Rumours
15Politicians. A group of people who we either know very little about, or in the case of some them like Trump, too much, who we elect to the highest positions in the land hoping they have our best interests at heart. Yeah right.
This film, from a trio of directors, focuses on the annual G7 summit meeting between seven of the world’s most powerful leaders, that doesn’t exactly go to plan.
Hilda Ortmann (Cate Blanchett), Chancellor of Germany, is hosting the latest G7 meeting, attended by six other powerful leaders, including the President of the USA Edison Wolcott (Charles Dance), the UK’s Prime Minister Cardosa Dewindt (Nikki Amuka-Bird) and Sylvain Broulez (Denis Ménochet) the President of France.
They are gathering at the recently built Gazebo, which Hilda is quietly proud of, where they sit with glasses of wine in hand attempting to put together their latest joint statement regarding the state of the world right now.
But as darkness falls, the group soon learn that not all is right with the summit – or indeed the world - as they find themselves abandoned in the woods, with no staff or security, facing what may well possibly be the end of the world.

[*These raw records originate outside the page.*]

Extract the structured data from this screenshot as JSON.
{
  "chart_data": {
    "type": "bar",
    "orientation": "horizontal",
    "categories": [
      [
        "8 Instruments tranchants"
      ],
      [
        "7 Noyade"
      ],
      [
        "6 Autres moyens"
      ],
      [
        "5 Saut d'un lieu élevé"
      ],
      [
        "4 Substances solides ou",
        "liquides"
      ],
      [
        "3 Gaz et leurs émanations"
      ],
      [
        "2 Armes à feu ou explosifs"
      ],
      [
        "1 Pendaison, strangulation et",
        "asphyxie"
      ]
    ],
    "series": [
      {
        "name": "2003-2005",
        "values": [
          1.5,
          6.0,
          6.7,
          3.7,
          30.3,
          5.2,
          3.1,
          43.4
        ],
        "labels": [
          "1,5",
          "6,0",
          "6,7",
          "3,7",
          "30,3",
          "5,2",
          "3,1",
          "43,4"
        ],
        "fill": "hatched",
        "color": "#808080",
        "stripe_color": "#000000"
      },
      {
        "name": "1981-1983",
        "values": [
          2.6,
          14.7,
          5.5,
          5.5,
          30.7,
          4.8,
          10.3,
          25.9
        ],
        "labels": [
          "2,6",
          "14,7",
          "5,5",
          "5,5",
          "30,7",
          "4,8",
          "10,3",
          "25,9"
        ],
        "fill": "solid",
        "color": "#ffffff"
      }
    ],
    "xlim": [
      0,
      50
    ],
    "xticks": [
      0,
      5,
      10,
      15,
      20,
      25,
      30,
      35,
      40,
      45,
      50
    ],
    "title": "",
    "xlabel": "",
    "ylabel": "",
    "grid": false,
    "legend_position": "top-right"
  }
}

Cate Blanchett certainly goes from one extreme to another. From the blockbuster flop based on the game franchise that was Borderlands, to this quirky political satire.

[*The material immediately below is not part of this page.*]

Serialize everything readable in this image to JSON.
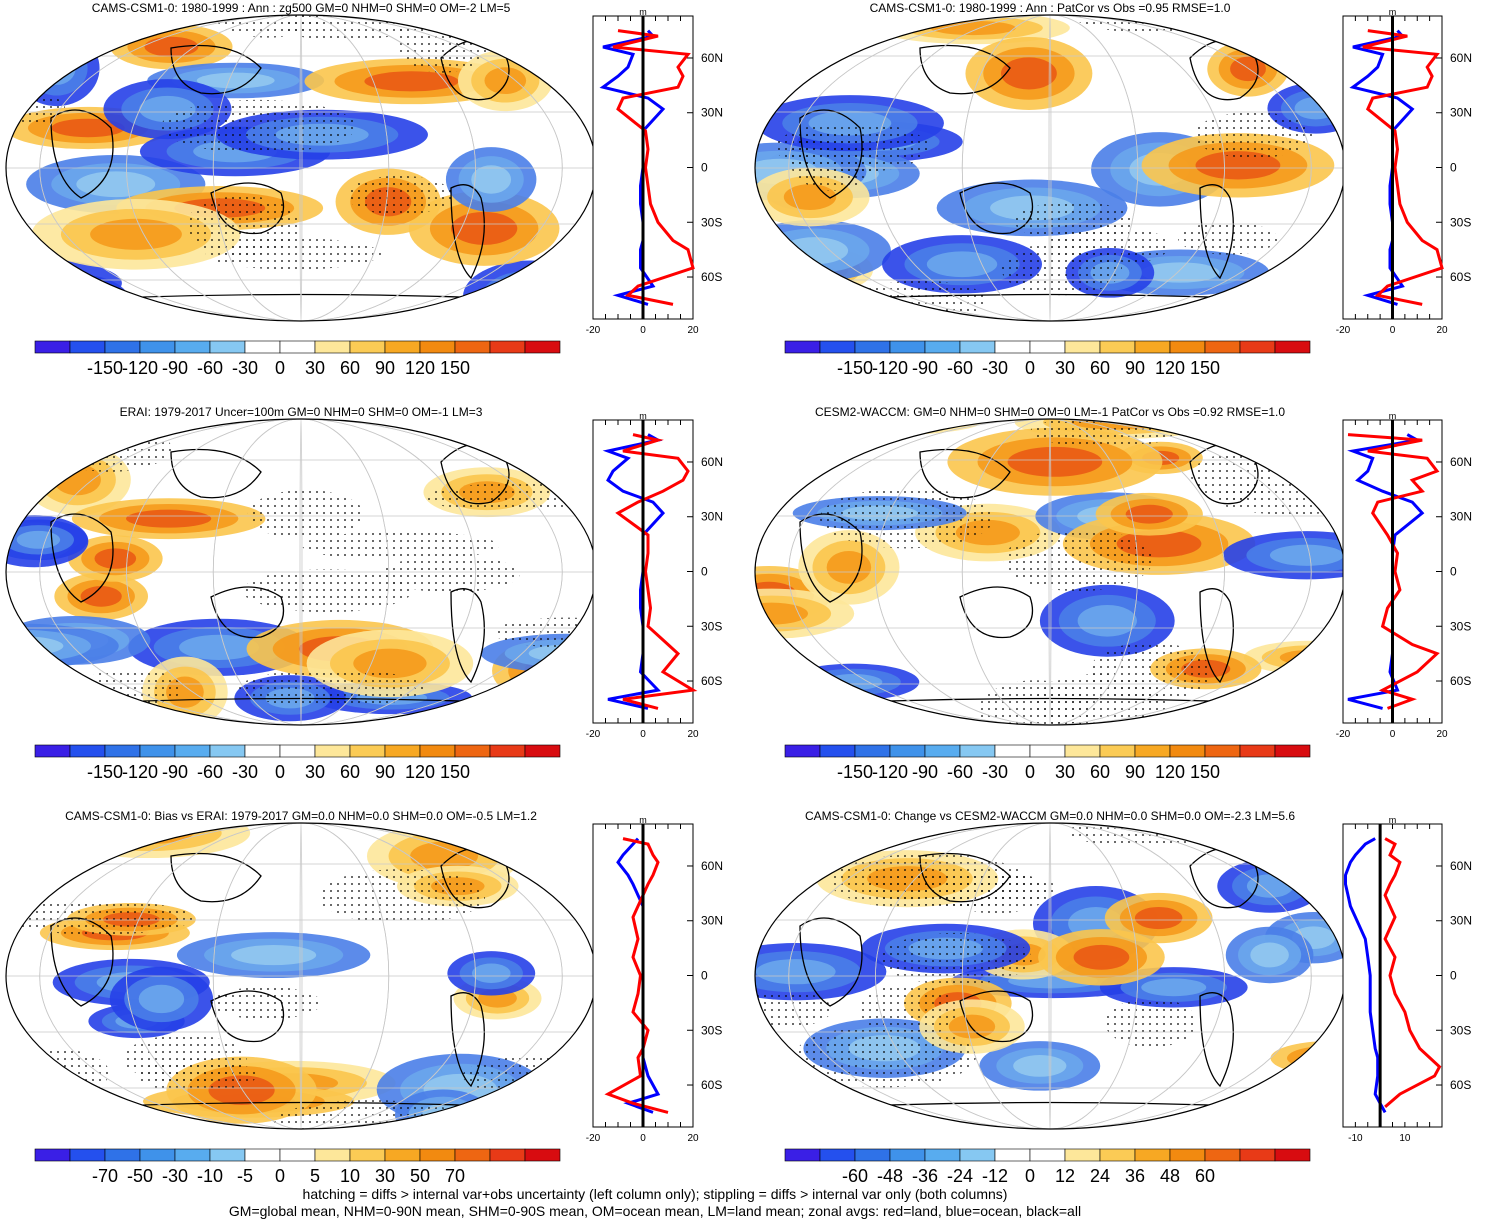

As entertaining as it is, the humour is somewhat uneven throughout. Perhaps it’s just that we have been spoilt over the years by the likes of Armando Ianucci, who has brought us the brilliance that has been The Thick of It, Veep and In the Loop.
Unfortunately the trio of Canadians behind this, brothers Galen and Evan Johnson, and Guy Maddin, who are all credited as writers and directors, aren’t quite in the same satirical league. It probably doesn’t help that there’s so many of them; you wouldn’t get in a taxi with three drivers and expect them to get you where you wanted to go without chaos, so why rely on three directors? Perhaps we’re old fashioned but you get a cohesive vision with one director behind the camera, and that is something that is lacking here.
The premise itself is amusing enough, but the overall execution struggles in places. It’s a funny scenario so make it as funny as you can. Unless that’s exactly what they tried, and if that’s the case, it just doesn’t hit the mark.
It may well be another nation’s humour not translating terribly well; this trio may well be Canada’s answer to Ianucci for all we know, but we still wouldn’t swap their three for our one on this evidence.
That said, it’s quirky and surreal enough – just – to hold your attention, but in terms of delivering the sharpest satire, it doesn’t get our vote.